The businessman said that if he were to become president he would call off elections, as is the case in China and Russia, and then quipped that this is why he is not involved in politics.
5. Create investor confidence
Rupert said that as president, he would prioritise investor confidence. When Mkhari probed him on what this would take, Rupert said government needs to "stick to the rules". He spoke of experiences where he collaborated with government for projects and alleged that halfway, deals would be changed.

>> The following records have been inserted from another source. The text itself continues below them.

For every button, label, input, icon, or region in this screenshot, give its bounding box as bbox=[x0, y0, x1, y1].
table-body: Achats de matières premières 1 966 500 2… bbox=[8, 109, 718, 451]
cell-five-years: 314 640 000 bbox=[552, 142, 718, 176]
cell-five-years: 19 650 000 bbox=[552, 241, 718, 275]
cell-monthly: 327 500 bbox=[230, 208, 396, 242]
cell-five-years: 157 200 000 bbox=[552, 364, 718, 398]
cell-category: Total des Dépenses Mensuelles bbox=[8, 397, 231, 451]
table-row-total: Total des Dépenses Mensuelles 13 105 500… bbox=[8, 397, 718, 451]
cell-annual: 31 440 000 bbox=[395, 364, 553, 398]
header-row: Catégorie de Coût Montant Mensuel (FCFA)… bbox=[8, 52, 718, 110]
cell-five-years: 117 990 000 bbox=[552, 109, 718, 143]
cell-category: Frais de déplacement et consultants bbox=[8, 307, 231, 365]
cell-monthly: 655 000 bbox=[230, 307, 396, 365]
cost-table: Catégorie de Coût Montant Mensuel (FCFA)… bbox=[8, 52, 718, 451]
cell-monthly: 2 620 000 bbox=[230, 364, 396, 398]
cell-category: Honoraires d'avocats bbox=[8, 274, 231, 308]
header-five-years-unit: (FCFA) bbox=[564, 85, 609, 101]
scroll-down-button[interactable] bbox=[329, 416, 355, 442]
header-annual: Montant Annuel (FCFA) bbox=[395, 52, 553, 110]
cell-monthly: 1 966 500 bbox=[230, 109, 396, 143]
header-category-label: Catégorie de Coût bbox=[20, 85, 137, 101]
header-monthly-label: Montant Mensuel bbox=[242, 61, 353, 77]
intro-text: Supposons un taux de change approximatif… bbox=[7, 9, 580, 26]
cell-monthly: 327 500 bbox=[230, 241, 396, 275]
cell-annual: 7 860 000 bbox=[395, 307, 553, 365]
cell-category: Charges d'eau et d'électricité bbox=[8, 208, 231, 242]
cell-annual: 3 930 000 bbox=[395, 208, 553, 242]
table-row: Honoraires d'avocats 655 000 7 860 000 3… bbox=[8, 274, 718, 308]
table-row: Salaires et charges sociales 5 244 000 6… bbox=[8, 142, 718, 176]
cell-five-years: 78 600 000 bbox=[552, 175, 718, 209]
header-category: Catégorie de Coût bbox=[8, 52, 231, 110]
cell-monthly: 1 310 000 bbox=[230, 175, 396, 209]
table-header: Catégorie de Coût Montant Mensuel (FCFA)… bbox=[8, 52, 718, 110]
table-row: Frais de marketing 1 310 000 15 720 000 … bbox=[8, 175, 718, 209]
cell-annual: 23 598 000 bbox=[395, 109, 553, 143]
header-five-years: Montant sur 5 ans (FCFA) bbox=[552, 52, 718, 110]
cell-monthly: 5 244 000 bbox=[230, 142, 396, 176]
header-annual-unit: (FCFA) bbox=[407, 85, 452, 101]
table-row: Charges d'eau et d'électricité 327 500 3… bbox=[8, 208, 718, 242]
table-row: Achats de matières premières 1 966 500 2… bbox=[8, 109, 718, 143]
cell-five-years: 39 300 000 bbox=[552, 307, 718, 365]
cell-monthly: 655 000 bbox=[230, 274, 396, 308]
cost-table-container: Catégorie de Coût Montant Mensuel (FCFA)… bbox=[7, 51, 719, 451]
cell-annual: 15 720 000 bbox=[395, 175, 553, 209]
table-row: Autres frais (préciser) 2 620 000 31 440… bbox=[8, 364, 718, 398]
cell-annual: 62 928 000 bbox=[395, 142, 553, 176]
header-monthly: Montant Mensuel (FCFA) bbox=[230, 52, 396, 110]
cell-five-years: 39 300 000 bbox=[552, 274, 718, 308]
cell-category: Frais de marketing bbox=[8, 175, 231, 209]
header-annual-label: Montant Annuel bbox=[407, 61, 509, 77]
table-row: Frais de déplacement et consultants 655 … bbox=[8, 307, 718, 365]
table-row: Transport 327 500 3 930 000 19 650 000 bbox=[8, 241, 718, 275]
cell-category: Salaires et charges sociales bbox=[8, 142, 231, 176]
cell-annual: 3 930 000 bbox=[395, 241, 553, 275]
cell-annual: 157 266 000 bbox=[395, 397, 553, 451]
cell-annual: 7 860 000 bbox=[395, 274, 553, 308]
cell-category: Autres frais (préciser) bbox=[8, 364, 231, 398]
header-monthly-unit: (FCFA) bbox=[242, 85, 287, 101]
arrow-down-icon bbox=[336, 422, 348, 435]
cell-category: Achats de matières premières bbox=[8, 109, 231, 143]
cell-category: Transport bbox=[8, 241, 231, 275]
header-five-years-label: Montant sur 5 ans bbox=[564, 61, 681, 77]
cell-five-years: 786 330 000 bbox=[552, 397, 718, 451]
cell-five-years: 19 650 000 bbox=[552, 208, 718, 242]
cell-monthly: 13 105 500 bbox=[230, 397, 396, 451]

Rupert added that creating investor confidence means "not calling people comrades on TV". In his view, an American fund manager would not take kindly to parliamentarians being called "comrade".
6. We let Mbeki down
"We let President [Thabo] Mbeki down because he created a perfect scenario for business to invest. But you know what – I think we could not believe our luck, we should have invested more from the private sector during that period… Before foreigners invest, they look at us," Rupert said about SA's investment environment.
7. Businesses need to be able to trust government
"We need a little bit of love from the government, and not being told you are white monopoly capitalists," Rupert said.
Both parties – government and business – need to trust each side.
8. Small and medium enterprises can create jobs
Rupert explained that there is a "misconception" that big businesses can create jobs. He in turn believes big businesses have the responsibility to produce products and to deliver services so well to compete internationally. "If we do and succeed- we can employ people with proper salaries and not slave wages, we can pay taxes," he said.
"Government can't create jobs. If governments could create jobs, there would not be any unemployment anywhere," he said. It is small and medium enterprises which can create jobs but the red tape must be cut.
He called out "thugs" at the SA Revenue Service for withholding VAT returns last year. "Do you have any idea of what happened to small businesses in this country when R20bn [in VAT returns] got withheld? They should all go to jail for just that," he said.
He emphasised that small to medium sized businesses create jobs worldwide.
9. Not father Christmas for SA
"I'm not father Christmas that can look after the whole country," Rupert said in response to a question from an audience member about what he is doing to uplift black entrepreneurs.
"I've been luckier than I thought I would, I made more money than I thought I would and that I often think I deserve, and my mother taught me to share, and I really give away a lot more money than I spend on our family. Quite frankly, I don't need lessons in sharing, because I know what I do and luckily the people close to me know what I do," he said.
10. No peace till proper redistribution of land
"I don’t think we will ever have peace unless there is a proper redistribution. I wouldn’t say land - I would say property," he said about land redistribution.
"Let’s not fall into the trap of Zimbabwe and Venezuela. Everything looked good on paper but the game is played on grass."
*Update: This article was updated at 10:55 on Thursday 6 December to clarify that Rupert said all population groups would be welcome to attend networking sessions.